Their relationship is a great example of grower and brewer working together, caring for the land, and ensuring a high-quality product at the same time. Using only Will Best’s barley also keeps everything local and ensures a continuity of quality. ‘It’s a big cohesion’ says Vic. ‘If we expand, Will grows more.’
It’s a cohesion and collaboration that he says also extends throughout relationships in his industry. ‘We’re a bit of an incestuous bunch us brewers’ he says. ‘We’re a band of brothers and sisters really. I’ve never known a trade like it. Everyone’s out to help each other. No one’s out there to stitch each other up’.
But the path to hop and barely has had its fair share of twists and turns for Vic Irvine. After a period traveling up and down the country selling carpet in a business he had bought from his father, he decided that dealing with irate people and beige carpet was ‘dull and unfulfilling’. He ran a couple of skateboarding shops, tried full-time farming, and when a job came up as chief brewer at nearby Piddle brewery he recognised his calling. Buying a brew kit from someone who was downsizing he worked with Jodie to slowly create just the right brew—in time finding the perfect home for his business in the farmyard he had worked in previously.
Barton Meadows Farm, he tells me, is where it really started for them. ‘Breweries are rooted in people coming to the brewery, seeing the brew kit, and drinking the beer’ says Vic. In the last summer, they ran events to celebrate local food, music, and beer. One of the highlights was the launch of the Skimmity Hitchers new album The Revolution will not be pasteurised.

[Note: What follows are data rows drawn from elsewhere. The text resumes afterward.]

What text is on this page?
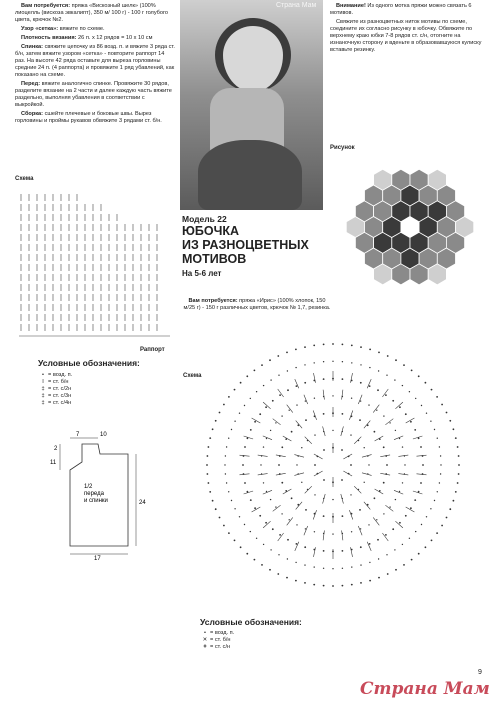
Вам потребуется: пряжа «Вискозный шелк» (100% лиоцелль (вискоза эвкалипт), 350 м/ 100 г) - 100 г голубого цвета, крючок №2.

Узор «сетка»: вяжите по схеме.

Плотность вязания: 26 п. х 12 рядов = 10 х 10 см

Спинка: свяжите цепочку из 86 возд. п. и вяжите 3 ряда ст. б/н, затем вяжите узором «сетка» - повторите раппорт 14 раз. На высоте 42 ряда оставьте для выреза горловины средние 24 п. (4 раппорта) и провяжите 1 ряд убавлений, как показано на схеме.

Перед: вяжите аналогично спинке. Провяжите 30 рядов, разделите вязание на 2 части и далее каждую часть вяжите раздельно, выполняя убавления в соответствии с выкройкой.

Сборка: сшейте плечевые и боковые швы. Вырез горловины и проймы рукавов обвяжите 3 рядами ст. б/н.

Страна Мам	Внимание! Из одного мотка пряжи можно связать 6 мотивов.

Свяжите из разноцветных ниток мотивы по схеме, соедините их согласно рисунку в юбочку. Обвяжите по верхнему краю юбки 7-8 рядов ст. с/н, отогните на изнаночную сторону и вденьте в образовавшуюся кулиску вставьте резинку.

Рисунок
Схема
Раппорт
Модель 22
ЮБОЧКА
ИЗ РАЗНОЦВЕТНЫХ
МОТИВОВ
На 5-6 лет
Вам потребуется: пряжа «Ирис» (100% хлопок, 150 м/25 г) - 150 г различных цветов, крючок № 1,7, резинка.
Условные обозначения:
•= возд. п.
I= ст. б/н
‡= ст. с/2н
‡= ст. с/3н
‡= ст. с/4н
7	10
2
11
24
17
1/2
переда
и спинки
Схема
Условные обозначения:
•= возд. п.
✕= ст. б/н
ǂ= ст. с/н
9
Страна Мам
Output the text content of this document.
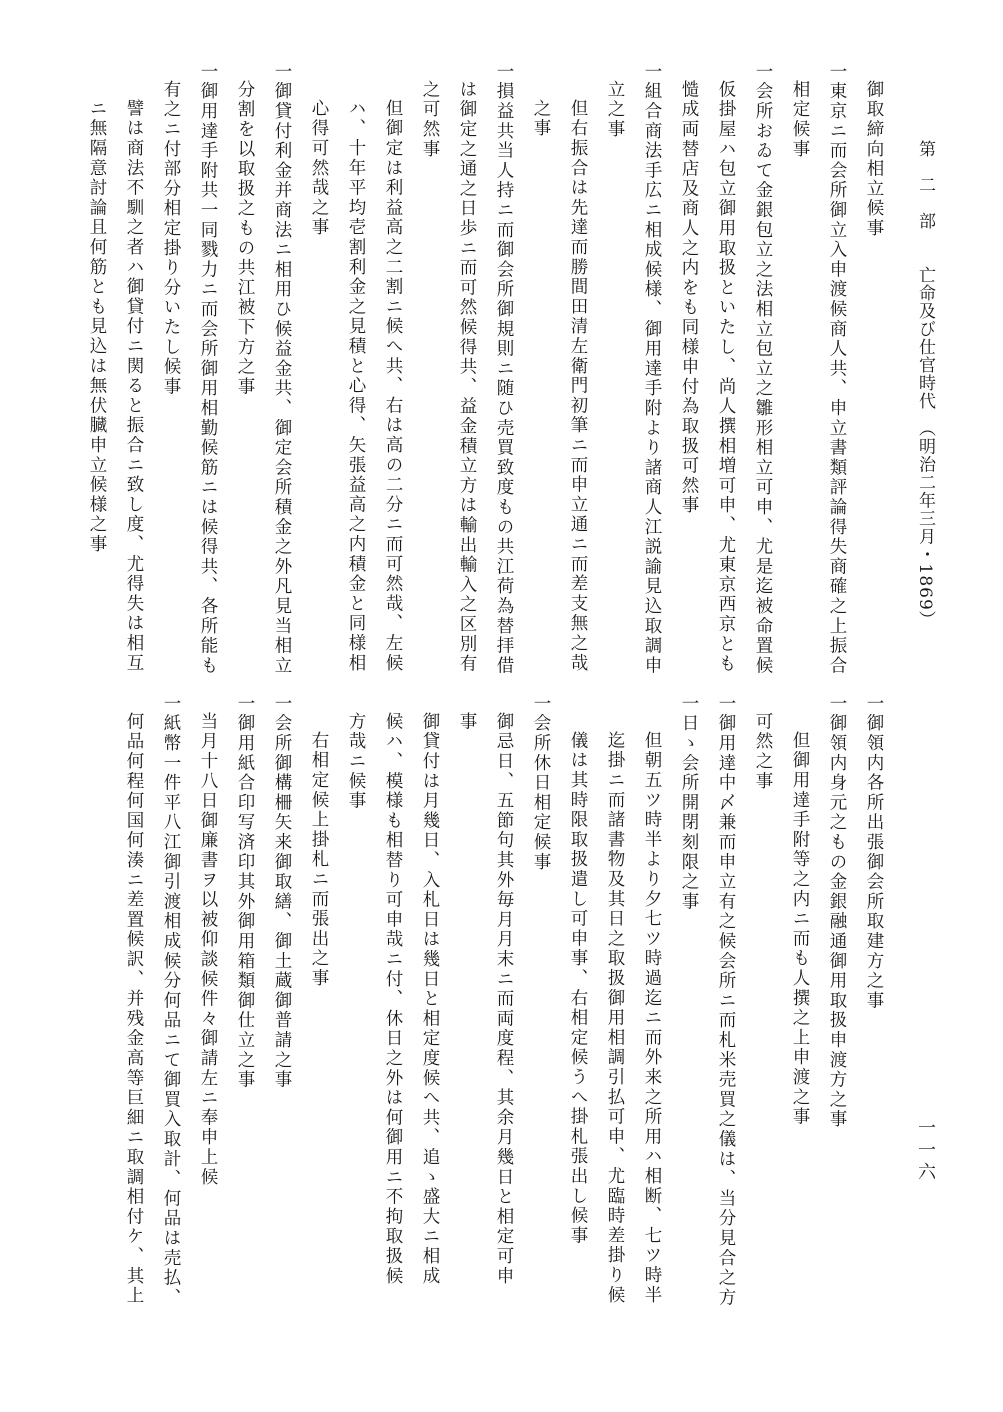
第　二　部　　亡命及び仕官時代　（明治二年三月・1869）
一一六

御取締向相立候事

一東京ニ而会所御立入申渡候商人共、申立書類評論得失商確之上振合

相定候事

一会所おゐて金銀包立之法相立包立之雛形相立可申、尤是迄被命置候

仮掛屋ハ包立御用取扱といたし、尚人撰相増可申、尤東京西京とも

慥成両替店及商人之内をも同様申付為取扱可然事

一組合商法手広ニ相成候様、御用達手附より諸商人江説諭見込取調申

立之事

但右振合は先達而勝間田清左衛門初筆ニ而申立通ニ而差支無之哉

之事

一損益共当人持ニ而御会所御規則ニ随ひ売買致度もの共江荷為替拝借

は御定之通之日歩ニ而可然候得共、益金積立方は輸出輸入之区別有

之可然事

但御定は利益高之二割ニ候へ共、右は高の二分ニ而可然哉、左候

ハ、十年平均壱割利金之見積と心得、矢張益高之内積金と同様相

心得可然哉之事

一御貸付利金并商法ニ相用ひ候益金共、御定会所積金之外凡見当相立

分割を以取扱之もの共江被下方之事

一御用達手附共一同戮力ニ而会所御用相勤候筋ニは候得共、各所能も

有之ニ付部分相定掛り分いたし候事

譬は商法不馴之者ハ御貸付ニ関ると振合ニ致し度、尤得失は相互

ニ無隔意討論且何筋とも見込は無伏臓申立候様之事

一御領内各所出張御会所取建方之事

一御領内身元之もの金銀融通御用取扱申渡方之事

但御用達手附等之内ニ而も人撰之上申渡之事

可然之事

一御用達中〆兼而申立有之候会所ニ而札米売買之儀は、当分見合之方

一日ゝ会所開閉刻限之事

但朝五ツ時半より夕七ツ時過迄ニ而外来之所用ハ相断、七ツ時半

迄掛ニ而諸書物及其日之取扱御用相調引払可申、尤臨時差掛り候

儀は其時限取扱遣し可申事、右相定候うへ掛札張出し候事

一会所休日相定候事

御忌日、五節句其外毎月月末ニ而両度程、其余月幾日と相定可申

事

御貸付は月幾日、入札日は幾日と相定度候へ共、追ゝ盛大ニ相成

候ハ、模様も相替り可申哉ニ付、休日之外は何御用ニ不拘取扱候

方哉ニ候事

右相定候上掛札ニ而張出之事

一会所御構柵矢来御取繕、御土蔵御普請之事

一御用紙合印写済印其外御用箱類御仕立之事

当月十八日御廉書ヲ以被仰談候件々御請左ニ奉申上候

一紙幣一件平八江御引渡相成候分何品ニて御買入取計、何品は売払、

何品何程何国何湊ニ差置候訳、并残金高等巨細ニ取調相付ケ、其上
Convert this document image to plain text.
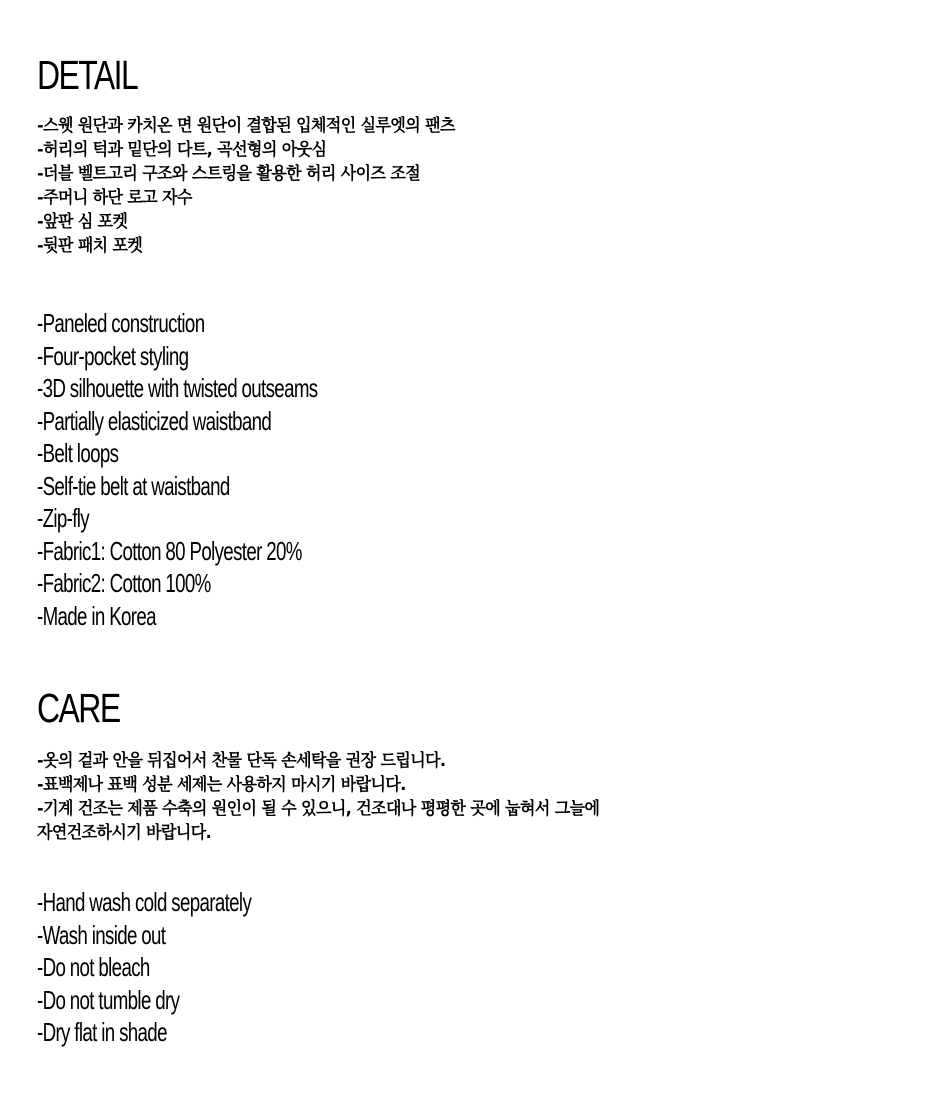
DETAIL
-스웻 원단과 카치온 면 원단이 결합된 입체적인 실루엣의 팬츠
-허리의 턱과 밑단의 다트, 곡선형의 아웃심
-더블 벨트고리 구조와 스트링을 활용한 허리 사이즈 조절
-주머니 하단 로고 자수
-앞판 심 포켓
-뒷판 패치 포켓
-Paneled construction
-Four-pocket styling
-3D silhouette with twisted outseams
-Partially elasticized waistband
-Belt loops
-Self-tie belt at waistband
-Zip-fly
-Fabric1: Cotton 80 Polyester 20%
-Fabric2: Cotton 100%
-Made in Korea
CARE
-옷의 겉과 안을 뒤집어서 찬물 단독 손세탁을 권장 드립니다.
-표백제나 표백 성분 세제는 사용하지 마시기 바랍니다.
-기계 건조는 제품 수축의 원인이 될 수 있으니, 건조대나 평평한 곳에 눕혀서 그늘에
자연건조하시기 바랍니다.
-Hand wash cold separately
-Wash inside out
-Do not bleach
-Do not tumble dry
-Dry flat in shade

The history of brewing in Cerne Abbas is said to have been started by Æthelmær the Stout and his Benedictine monks when they founded a monastery in Cerne Abbas in 987, and the last brewer, James Northover, hung up his apron in 1883. So, Vic and Jodie’s enterprise is rooted in a deep tradition, one that Vic is loath to tamper with and one that he doesn’t want to see consumed by the rush to modernity and growth. ‘The business has evolved organically’ he says. ‘The growth’s been done basically bit by bit. We don’t want to be a beer factory, just a small brewery.’
Not wanting to be Cerne Abbas’s ‘fourth pub’ either, the Cerne Abbas Brewery taproom is only open three nights a week and they are looking forward to running further events. Vic says to keep an eye on their website and Facebook to keep up to date on what’s coming up.
And if you’re short of a smile on one of those three evenings that they are open, pop in and ask him to recite his favourite quote from when he was interviewed by the New Yorker magazine last summer. Nuff said.